Las alegres ropas que lo habían hecho sentirse tan bien consigo mismo habían desaparecido, sustituidas por otras de recia seda, bien cortada y artesana; pero él se negó a que las hermanas lo ayudasen a ponérselas.
—No debes llamar la atención —dijo Flor de Melocotón—, pero tampoco has de ir vestido con harapos. Es preciso que te tomen en serio, sobre todo en Haleklind; los magos dan mucha importancia a la apariencia. Nada llamativo, pero un corte apropiado te será útil para entrar en todas partes.
—Gracias —repuso Henry sin saber de qué diablos le hablaba.
—Tienes que encontrar al príncipe heredero —declaró Flor de Melocotón como si le leyese el pensamiento—. Y ahora… —Le entregó una bolsa de material fino y brillante que parecía fuerte y resistente al agua—. Tu mapa y un poco de oro.
—¿Oro?
—No creo que puedas ir a Haleklind a pie porque está demasiado lejos. Serás de poca ayuda para nuestra familia real si tardas un mes en llegar, así que el oro es para que compres un billete y utilices el transporte público.
¿Transporte público? ¿Qué transporte público? Henry estaba tan perdido en el reino como si lo hubiesen abandonado en medio del desierto del Sahara. ¿Cómo podía tomar un transporte público si ni siquiera sabía dónde encontrarlo ni cómo era? Pero a pesar de su creciente confusión, dijo:
—¿Oro? No puedo aceptarlo…
—No tienes opción —lo interrumpió Flor de Melocotón—. Créeme, no sobrevivirás sin dinero. Si así te sientes mejor, considérate al servicio de la hermandad. Deseamos que lleves un mensaje al príncipe Pyrgus y la princesa Blue.
—¿También está en la bolsa? —preguntó Henry.
—No es un mensaje de ese tipo. Queremos que les digas que las hermanas de la cofradía de la seda se mantienen leales a su legítimo gobernante y lucharán hasta la muerte para restaurarlo en el trono y… —titubeó— castigar la abominación de lord Hairstreak por lo que le ha hecho al emperador anterior.
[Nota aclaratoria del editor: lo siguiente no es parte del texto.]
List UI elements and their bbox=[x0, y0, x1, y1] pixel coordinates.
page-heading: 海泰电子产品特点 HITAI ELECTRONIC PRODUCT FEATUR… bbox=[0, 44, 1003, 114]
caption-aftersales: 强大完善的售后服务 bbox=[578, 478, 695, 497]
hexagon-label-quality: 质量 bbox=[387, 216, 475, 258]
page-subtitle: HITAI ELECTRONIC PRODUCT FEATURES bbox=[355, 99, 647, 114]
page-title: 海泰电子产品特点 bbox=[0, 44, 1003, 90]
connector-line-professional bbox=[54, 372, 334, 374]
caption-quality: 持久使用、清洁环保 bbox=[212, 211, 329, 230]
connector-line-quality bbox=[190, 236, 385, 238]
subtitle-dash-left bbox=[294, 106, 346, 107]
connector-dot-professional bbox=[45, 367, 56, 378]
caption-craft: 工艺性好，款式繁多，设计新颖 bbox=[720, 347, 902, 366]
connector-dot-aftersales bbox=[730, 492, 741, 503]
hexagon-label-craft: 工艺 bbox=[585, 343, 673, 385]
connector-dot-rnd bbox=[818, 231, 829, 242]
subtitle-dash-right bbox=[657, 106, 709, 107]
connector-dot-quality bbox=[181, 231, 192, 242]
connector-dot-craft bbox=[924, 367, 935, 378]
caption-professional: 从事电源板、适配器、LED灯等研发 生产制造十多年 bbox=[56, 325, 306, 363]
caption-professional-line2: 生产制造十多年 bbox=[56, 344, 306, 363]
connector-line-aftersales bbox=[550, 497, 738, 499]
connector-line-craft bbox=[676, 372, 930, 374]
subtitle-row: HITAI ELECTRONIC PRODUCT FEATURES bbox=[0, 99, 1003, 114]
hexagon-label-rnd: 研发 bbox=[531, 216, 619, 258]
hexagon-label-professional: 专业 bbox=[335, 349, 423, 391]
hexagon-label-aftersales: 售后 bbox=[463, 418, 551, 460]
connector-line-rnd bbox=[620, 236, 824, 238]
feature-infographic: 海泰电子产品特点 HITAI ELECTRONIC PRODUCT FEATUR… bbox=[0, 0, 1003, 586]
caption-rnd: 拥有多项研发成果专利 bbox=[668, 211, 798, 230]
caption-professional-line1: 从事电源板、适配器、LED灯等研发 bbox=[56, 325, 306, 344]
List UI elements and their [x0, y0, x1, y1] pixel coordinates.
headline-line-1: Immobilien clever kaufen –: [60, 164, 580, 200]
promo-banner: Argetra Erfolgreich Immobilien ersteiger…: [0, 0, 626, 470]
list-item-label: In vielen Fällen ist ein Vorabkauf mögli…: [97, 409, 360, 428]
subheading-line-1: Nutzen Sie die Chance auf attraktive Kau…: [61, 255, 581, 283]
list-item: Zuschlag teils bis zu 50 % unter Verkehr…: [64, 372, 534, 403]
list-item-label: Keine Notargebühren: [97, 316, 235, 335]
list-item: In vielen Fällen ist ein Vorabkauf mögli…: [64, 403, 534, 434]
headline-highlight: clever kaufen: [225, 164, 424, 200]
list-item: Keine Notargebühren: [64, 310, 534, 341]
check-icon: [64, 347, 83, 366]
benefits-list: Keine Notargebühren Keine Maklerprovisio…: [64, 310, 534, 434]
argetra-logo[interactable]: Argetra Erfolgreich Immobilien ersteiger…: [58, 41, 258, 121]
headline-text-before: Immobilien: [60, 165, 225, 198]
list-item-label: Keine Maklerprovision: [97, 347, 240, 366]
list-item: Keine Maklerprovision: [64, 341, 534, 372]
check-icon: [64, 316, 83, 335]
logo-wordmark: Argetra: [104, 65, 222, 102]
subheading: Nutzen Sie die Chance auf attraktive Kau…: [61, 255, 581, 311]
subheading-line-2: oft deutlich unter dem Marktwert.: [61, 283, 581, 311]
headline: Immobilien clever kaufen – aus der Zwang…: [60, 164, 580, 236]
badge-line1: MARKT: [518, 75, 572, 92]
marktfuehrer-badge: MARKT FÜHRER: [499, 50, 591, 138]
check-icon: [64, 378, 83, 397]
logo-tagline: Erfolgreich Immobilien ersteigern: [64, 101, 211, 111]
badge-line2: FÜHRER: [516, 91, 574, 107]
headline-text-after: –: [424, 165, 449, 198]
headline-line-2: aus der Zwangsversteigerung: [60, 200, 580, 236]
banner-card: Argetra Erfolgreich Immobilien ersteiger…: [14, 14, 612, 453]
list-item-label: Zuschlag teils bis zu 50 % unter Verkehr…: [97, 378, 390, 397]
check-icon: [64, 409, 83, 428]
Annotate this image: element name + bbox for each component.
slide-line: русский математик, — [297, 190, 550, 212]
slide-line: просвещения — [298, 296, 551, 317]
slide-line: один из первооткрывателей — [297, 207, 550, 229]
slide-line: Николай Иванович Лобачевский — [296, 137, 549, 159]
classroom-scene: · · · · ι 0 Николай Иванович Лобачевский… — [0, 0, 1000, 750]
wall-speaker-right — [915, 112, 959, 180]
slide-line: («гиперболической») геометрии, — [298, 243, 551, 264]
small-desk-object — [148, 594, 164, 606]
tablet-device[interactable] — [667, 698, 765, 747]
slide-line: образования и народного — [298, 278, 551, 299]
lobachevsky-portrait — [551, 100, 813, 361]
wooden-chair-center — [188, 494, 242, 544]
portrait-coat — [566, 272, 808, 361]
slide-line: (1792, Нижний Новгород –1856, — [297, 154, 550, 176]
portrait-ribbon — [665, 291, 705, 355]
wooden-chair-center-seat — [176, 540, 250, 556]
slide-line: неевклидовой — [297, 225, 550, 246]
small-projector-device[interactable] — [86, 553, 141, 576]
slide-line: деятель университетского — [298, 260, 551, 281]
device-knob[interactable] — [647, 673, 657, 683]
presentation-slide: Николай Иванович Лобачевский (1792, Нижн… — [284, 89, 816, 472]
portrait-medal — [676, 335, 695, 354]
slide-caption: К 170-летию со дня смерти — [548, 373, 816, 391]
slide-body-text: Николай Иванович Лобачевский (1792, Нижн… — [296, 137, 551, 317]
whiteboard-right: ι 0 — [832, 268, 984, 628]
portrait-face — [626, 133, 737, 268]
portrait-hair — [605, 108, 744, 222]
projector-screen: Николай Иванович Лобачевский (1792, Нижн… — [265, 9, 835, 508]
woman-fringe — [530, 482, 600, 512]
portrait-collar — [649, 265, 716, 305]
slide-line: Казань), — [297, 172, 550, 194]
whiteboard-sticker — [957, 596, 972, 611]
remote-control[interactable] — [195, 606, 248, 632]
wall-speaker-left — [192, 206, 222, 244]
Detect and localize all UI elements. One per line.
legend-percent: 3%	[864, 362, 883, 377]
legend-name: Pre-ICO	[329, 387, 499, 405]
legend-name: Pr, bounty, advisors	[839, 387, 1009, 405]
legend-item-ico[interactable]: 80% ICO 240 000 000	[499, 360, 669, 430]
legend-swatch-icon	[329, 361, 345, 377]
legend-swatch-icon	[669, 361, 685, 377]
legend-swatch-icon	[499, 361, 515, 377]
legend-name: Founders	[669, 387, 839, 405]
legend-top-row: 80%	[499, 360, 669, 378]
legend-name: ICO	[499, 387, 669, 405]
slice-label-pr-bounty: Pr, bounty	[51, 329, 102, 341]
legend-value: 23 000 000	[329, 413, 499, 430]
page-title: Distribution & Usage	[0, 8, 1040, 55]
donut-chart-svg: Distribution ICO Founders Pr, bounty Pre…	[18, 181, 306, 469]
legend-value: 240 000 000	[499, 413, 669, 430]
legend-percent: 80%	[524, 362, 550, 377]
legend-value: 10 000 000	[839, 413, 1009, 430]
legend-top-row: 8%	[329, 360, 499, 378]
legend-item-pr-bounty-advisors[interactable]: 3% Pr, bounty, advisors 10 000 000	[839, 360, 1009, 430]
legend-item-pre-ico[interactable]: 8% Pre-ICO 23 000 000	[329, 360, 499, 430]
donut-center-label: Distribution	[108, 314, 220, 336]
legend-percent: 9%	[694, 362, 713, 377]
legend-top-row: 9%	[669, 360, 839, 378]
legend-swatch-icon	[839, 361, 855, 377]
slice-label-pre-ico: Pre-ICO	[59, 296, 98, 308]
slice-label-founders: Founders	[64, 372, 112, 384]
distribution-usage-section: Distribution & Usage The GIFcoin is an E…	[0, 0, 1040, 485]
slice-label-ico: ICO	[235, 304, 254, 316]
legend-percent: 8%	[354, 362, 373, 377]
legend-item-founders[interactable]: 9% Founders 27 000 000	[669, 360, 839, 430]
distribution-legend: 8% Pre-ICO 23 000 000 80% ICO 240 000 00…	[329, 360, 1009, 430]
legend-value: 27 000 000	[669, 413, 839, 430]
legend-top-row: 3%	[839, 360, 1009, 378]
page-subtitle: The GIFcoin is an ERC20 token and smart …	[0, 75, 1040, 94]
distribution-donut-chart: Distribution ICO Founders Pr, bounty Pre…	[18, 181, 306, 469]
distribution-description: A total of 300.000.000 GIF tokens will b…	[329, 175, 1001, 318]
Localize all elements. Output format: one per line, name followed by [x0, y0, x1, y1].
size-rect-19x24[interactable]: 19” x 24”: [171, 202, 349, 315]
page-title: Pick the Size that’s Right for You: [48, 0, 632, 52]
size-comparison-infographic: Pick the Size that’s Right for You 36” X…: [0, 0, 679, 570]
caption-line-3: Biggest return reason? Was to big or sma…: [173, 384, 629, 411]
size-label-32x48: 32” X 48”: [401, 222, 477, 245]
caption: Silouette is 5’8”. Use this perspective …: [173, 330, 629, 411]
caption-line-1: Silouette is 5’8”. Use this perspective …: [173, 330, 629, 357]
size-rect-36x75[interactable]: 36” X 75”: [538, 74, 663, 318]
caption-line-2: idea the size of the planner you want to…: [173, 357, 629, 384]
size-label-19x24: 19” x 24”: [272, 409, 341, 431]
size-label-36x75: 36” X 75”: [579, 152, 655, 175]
—Se lo diré —murmuró Henry. Sentía admiración por aquellas mujeres. A pesar de lo poco que había visto del reino desde su regreso, sabía muy bien que estaban arriesgando sus vidas.
—Una de las hermanas te llevará a la ciudad —indicó Flor de Melocotón—. Hairstreak aún no sospecha de la cofradía. Pero debes… ¿Qué ha sido eso?
«Algo pasa», pensó Henry.
Se oyeron ruidos en el pasillo de fuera y un grito de mujer; la puerta de la estancia se abrió de golpe y Henry entrevió unos soldados con uniformes negros y siluetas oscuras antes de que una bola de fuego atravesase la habitación y le golpease en el pecho. El impacto fue tan violento que lo levantó del suelo y lo lanzó contra una pared; el golpe le produjo un dolor insoportable y sintió que se deslizaba por la pared. Intentó aferrarse a la conciencia, pero cuando llegó al suelo, las extremidades se le doblaron como las de un muñeco de trapo y todo se volvió negro.